The initial node date can be translated on a Curve to a date in the future as follows.
[10]:
translated_curve = curve.translate(dt(2024, 10, 15))
If the swap is then attempted to be priced with this translated Curve it will fail for the same reason as the section above - it cannot forecast rates before it starts.
[11]:
try:
irs.npv(curves=translated_curve)
except ValueError as e:
print(e)
`effective` date for rate period is before the initial node date of the Curve.
If you are trying to calculate a rate for an historical FloatPeriod have you neglected to supply appropriate `fixings`?
See Documentation > Cookbook > Working with Fixings.

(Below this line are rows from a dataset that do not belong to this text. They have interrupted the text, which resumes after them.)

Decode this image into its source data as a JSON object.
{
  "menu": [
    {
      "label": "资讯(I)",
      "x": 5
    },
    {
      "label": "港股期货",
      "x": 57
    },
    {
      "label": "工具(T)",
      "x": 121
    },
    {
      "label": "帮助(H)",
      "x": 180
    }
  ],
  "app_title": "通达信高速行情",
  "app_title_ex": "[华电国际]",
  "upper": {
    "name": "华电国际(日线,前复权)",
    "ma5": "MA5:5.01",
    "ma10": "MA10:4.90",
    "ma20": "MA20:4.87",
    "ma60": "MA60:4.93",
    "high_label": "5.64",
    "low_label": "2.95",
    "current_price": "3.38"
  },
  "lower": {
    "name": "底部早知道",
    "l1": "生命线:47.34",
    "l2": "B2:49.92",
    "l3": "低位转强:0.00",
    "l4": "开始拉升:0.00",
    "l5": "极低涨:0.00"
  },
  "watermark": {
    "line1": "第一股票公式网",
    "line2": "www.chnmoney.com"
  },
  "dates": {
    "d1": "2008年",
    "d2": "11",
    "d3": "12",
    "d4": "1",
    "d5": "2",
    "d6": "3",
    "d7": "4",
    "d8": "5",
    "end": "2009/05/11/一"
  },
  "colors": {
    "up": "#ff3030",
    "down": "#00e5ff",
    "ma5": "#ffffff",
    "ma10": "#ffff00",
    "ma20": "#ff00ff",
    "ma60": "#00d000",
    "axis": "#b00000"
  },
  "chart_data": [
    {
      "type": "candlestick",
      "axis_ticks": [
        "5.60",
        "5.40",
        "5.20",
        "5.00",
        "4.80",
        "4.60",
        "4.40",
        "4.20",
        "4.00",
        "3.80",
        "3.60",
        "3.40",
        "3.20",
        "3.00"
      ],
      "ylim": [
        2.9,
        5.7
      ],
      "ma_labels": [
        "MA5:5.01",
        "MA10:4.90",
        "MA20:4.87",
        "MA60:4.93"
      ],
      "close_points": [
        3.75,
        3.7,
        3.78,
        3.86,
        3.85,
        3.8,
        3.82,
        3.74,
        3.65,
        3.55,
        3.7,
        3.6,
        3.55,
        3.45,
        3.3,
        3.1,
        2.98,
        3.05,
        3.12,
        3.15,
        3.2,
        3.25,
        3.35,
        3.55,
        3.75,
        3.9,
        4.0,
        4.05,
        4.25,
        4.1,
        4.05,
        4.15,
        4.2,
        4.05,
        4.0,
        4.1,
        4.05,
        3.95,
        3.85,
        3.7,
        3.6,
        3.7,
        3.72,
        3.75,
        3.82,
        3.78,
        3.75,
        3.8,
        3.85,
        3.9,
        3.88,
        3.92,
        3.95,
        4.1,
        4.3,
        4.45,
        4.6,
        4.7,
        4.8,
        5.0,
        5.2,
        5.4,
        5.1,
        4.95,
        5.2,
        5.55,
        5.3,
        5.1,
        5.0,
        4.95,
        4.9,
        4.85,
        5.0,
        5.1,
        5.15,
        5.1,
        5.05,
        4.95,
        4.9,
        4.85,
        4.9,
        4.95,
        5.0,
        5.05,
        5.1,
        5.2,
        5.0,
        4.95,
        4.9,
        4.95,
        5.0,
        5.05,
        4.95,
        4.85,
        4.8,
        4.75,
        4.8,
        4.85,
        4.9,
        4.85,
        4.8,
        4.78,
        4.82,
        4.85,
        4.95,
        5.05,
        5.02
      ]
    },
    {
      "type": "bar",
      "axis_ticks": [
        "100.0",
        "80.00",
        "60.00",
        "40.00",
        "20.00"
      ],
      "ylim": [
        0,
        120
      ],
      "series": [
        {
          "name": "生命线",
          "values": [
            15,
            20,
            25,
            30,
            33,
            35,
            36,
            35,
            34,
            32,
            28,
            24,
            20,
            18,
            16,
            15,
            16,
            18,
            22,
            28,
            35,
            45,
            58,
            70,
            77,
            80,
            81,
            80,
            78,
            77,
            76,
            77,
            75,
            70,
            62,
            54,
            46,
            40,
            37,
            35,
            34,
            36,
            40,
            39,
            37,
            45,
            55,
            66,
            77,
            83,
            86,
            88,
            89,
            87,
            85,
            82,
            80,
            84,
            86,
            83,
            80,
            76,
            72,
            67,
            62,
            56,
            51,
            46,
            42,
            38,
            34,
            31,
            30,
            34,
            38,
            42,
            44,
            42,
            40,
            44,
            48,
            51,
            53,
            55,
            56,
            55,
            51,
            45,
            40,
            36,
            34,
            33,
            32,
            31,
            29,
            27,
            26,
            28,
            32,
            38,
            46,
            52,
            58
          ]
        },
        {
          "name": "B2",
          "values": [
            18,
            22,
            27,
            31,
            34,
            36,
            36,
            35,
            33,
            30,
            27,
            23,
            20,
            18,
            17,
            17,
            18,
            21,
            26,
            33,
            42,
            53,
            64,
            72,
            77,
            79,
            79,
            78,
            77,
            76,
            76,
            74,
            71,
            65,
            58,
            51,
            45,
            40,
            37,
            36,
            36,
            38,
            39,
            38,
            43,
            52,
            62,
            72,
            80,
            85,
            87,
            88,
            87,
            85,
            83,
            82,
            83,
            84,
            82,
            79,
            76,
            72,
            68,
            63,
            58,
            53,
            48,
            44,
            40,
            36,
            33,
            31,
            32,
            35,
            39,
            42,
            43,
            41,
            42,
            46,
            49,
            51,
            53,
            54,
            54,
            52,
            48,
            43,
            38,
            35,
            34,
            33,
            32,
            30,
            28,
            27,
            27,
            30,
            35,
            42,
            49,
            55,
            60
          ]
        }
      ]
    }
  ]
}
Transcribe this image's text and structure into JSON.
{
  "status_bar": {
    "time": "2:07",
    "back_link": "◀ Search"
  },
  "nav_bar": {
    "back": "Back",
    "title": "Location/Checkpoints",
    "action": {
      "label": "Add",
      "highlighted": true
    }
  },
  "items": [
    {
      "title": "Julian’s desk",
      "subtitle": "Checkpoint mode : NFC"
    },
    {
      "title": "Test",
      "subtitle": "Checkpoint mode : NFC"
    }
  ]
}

However, in this case the fixings are not known because 15th October 2024 is a future date. The solution is to supply a separate forecast curve and discount curve, where the forecast curve is capable of calculating the relevant rates. In this case the forecast curve is the very same curve that is created as of today’s date.
[12]:
irs.npv(curves=[curve, translated_curve])
[12]:
<Dual: -1572.693551, (bda5d0, bda5d1, bda5d2, ...), [0.0, 0.0, 0.0, ...]>
When the cashflows are analysed, one can visually inspect that any cashflow that is paid before the initial node date of the discount curve is set to zero value. The floating rates are demonstarted here showing that the floating rates have still been correctly forecast for each FloatPeriod.
[13]:
irs.cashflows(curves=[curve, translated_curve])[12:16]
[13]:
| Type | Ccy | Payment | Notional | Period | Convention | DCF | Acc Start | Acc End | DF | Cashflow | NPV | FX Rate | Base Ccy | NPV Ccy | Collateral | Rate | Spread | ||
|---|---|---|---|---|---|---|---|---|---|---|---|---|---|---|---|---|---|---|---|
| leg2 | 1 | FloatPeriod | USD | 2024-09-05 | -1000000.0 | Regular | Act360 | 0.080556 | 2024-08-05 | 2024-09-03 | 0.000000 | 4272.735240 | 0.000000 | 1.0 | USD | 0.000000 | None | 5.304085 | 0.0 |
| 2 | FloatPeriod | USD | 2024-10-07 | -1000000.0 | Regular | Act360 | 0.083333 | 2024-09-03 | 2024-10-03 | 0.000000 | 4363.280847 | 0.000000 | 1.0 | USD | 0.000000 | None | 5.235937 | 0.0 | |
| 3 | FloatPeriod | USD | 2024-11-06 | -1000000.0 | Regular | Act360 | 0.088889 | 2024-10-03 | 2024-11-04 | 0.996894 | 4542.193325 | 4528.086810 | 1.0 | USD | 4528.086810 | None | 5.109967 | 0.0 | |
| 4 | FloatPeriod | USD | 2024-12-05 | -1000000.0 | Regular | Act360 | 0.080556 | 2024-11-04 | 2024-12-03 | 0.992878 | 4052.138539 | 4023.279633 | 1.0 | USD | 4023.279633 | None | 5.030241 | 0.0 |
Plotting Future Value#
[14]:
import matplotlib.pyplot as plt
fig, ax = plt.subplots(1,1)
def _npv(date):
t_curve = curve.translate(date)
return irs.npv(curves=[curve, t_curve])
dates=[
dt(2024, 7, 4),
dt(2024, 8, 10),
dt(2024, 9, 10),
dt(2024, 10, 10),
dt(2024, 11, 10),
dt(2024, 12, 10),
dt(2025, 1, 10),
dt(2025, 2, 10),
dt(2025, 3, 10),
dt(2025, 4, 10),
dt(2025, 5, 10),
dt(2025, 6, 10),
]
ax.plot(dates, [_npv(_) for _ in dates])
[14]:
[<matplotlib.lines.Line2D at 0x10b3f9940>]
The general structure of this plot is as described in the section on ‘Cash, Collateral and Credit’ in Pricing and Trading Interest Rate Derivatives.